Consider the common scenario in which regular expressions are running against user input, for example. It doesn't take all that many characters before regular expressions containing unbounded captures such as [abc]+ can run for tens of seconds, given a suitably structured string. This is the basis for a crude but effective denial of service attack against a web application, and is one of the reasons why all such regular expression operations should be timeboxed for safety.
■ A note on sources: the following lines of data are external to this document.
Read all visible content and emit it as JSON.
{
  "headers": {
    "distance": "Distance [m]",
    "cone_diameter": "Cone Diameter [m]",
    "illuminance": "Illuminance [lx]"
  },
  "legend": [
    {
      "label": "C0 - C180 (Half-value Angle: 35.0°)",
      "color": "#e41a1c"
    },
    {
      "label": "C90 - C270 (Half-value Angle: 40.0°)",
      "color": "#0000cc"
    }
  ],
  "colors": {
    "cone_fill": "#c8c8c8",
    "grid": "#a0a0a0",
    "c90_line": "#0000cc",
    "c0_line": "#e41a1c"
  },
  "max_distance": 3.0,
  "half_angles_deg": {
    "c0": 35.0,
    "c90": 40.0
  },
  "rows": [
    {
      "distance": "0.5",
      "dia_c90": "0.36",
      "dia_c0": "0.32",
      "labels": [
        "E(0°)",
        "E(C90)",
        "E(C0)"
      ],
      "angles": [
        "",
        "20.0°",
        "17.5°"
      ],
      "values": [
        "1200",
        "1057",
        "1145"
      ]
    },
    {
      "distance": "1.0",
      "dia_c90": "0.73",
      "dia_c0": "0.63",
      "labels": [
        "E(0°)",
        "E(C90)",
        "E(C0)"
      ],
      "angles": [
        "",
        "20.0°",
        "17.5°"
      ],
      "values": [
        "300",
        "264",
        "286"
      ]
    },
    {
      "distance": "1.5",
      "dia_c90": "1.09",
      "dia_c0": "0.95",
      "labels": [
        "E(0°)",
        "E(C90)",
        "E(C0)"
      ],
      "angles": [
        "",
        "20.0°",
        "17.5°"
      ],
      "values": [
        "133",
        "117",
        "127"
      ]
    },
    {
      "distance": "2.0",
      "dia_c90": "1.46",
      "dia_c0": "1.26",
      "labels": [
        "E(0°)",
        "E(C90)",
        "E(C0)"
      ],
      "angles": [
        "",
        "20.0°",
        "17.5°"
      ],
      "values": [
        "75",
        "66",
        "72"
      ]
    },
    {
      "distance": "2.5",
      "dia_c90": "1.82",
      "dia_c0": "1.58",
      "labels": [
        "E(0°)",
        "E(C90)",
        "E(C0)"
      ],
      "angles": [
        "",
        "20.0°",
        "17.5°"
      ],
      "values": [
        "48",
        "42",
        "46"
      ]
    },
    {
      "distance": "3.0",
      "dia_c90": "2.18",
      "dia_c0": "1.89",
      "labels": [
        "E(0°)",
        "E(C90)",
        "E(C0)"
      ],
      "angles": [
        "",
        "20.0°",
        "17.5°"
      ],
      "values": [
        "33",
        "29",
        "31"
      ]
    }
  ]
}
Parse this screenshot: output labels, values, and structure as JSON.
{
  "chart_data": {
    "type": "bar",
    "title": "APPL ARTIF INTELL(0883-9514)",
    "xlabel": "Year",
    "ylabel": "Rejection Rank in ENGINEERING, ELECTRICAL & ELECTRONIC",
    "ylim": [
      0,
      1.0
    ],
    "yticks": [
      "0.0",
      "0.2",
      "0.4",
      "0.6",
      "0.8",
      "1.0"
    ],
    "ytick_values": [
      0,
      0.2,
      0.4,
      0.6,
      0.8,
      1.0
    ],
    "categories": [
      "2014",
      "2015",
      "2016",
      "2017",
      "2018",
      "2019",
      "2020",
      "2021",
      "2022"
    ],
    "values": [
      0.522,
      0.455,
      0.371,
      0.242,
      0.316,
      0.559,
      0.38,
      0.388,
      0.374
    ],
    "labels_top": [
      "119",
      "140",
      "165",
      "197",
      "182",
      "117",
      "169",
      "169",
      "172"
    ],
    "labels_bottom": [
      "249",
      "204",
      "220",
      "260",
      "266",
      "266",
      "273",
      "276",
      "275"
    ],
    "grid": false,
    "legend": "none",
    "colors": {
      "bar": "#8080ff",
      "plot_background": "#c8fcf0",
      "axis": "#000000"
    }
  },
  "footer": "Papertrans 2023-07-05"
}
Java's core regular expression implementation is a good testbed to run experiments in order to find out just how bad things can become given suitably structured strings. The following is a trivial main class to do just that for the question of unbounded captures, those using the * or + operators. It tests a couple of different regular expressions against strings containing large numbers of the same repeated character:

import java.util.Arrays;
import java.util.regex.Pattern;

public class RegexTest {

  public static void main (String[] args) {

    // In rough order of how long they will take to run given a string with
    // a lot of exclamation marks.
    Pattern[] patterns = {
      // Word boundaries.
      Pattern.compile(".*\\b(words|and|more)\\b.*"),
      // Single character matches.
      Pattern.compile(".*[!](words|and|more)[!].*"),
      Pattern.compile(".*[\\p{Punct}](words|and|more)[\\p{Punct}].*"),
      // Unbounded captures using +.
      Pattern.compile(".*[!]+(words|and|more)[!]+.*"),
      Pattern.compile(".*[\\p{Punct}]+(words|and|more)[\\p{Punct}]+.*")
    };

    int[] repeatCounts = {
      1000,
      2000,
      4000,
      8000,
      16000
    };

    // Building strings of the form "some blurb!!!!...!!! more stuff" with a lot
    // of exclamation marks.
    for (int repeatCount: repeatCounts) {
      String string = "some blurb"
        + String.format("%0" + repeatCount + "d", 0).replace("0", "!")
        + " more stuff";

      System.out.println("Exclamation marks count: " + repeatCount);

      for (Pattern pattern: patterns) {
        long start = System.currentTimeMillis();
        pattern.matcher(string).matches();
        long finish = System.currentTimeMillis();
        System.out.println("" + (finish - start) + "ms: " + pattern.toString());
      }

      System.out.println();
    }
  }
}

On a low-powered development laptop, it produces the following output:

Exclamation marks count: 1000
1ms: .*\b(words|and|more)\b.*
2ms: .*[!](words|and|more)[!].*
3ms: .*[\p{Punct}](words|and|more)[\p{Punct}].*
47ms: .*[!]+(words|and|more)[!]+.*
38ms: .*[\p{Punct}]+(words|and|more)[\p{Punct}]+.*

Exclamation marks count: 2000
2ms: .*\b(words|and|more)\b.*
2ms: .*[!](words|and|more)[!].*
3ms: .*[\p{Punct}](words|and|more)[\p{Punct}].*
144ms: .*[!]+(words|and|more)[!]+.*
139ms: .*[\p{Punct}]+(words|and|more)[\p{Punct}]+.*

Exclamation marks count: 4000
0ms: .*\b(words|and|more)\b.*
1ms: .*[!](words|and|more)[!].*
0ms: .*[\p{Punct}](words|and|more)[\p{Punct}].*
566ms: .*[!]+(words|and|more)[!]+.*
1425ms: .*[\p{Punct}]+(words|and|more)[\p{Punct}]+.*

Exclamation marks count: 8000
0ms: .*\b(words|and|more)\b.*
2ms: .*[!](words|and|more)[!].*
2ms: .*[\p{Punct}](words|and|more)[\p{Punct}].*
3262ms: .*[!]+(words|and|more)[!]+.*
4268ms: .*[\p{Punct}]+(words|and|more)[\p{Punct}]+.*

Exclamation marks count: 16000
1ms: .*\b(words|and|more)\b.*
5ms: .*[!](words|and|more)[!].*
5ms: .*[\p{Punct}](words|and|more)[\p{Punct}].*
13452ms: .*[!]+(words|and|more)[!]+.*
14192ms: .*[\p{Punct}]+(words|and|more)[\p{Punct}]+.*

This should hopefully be a convincing argument that, in addition to the common wisdom regarding regular expression speed and optimization, one really has to consider the edge cases for any capture group. An attacker can flatten a server with ten thousand suitably chosen characters delivered via a POST request body for near any casual use of unbounded captures such as [abc]+ in a mixed regular expression such as those above.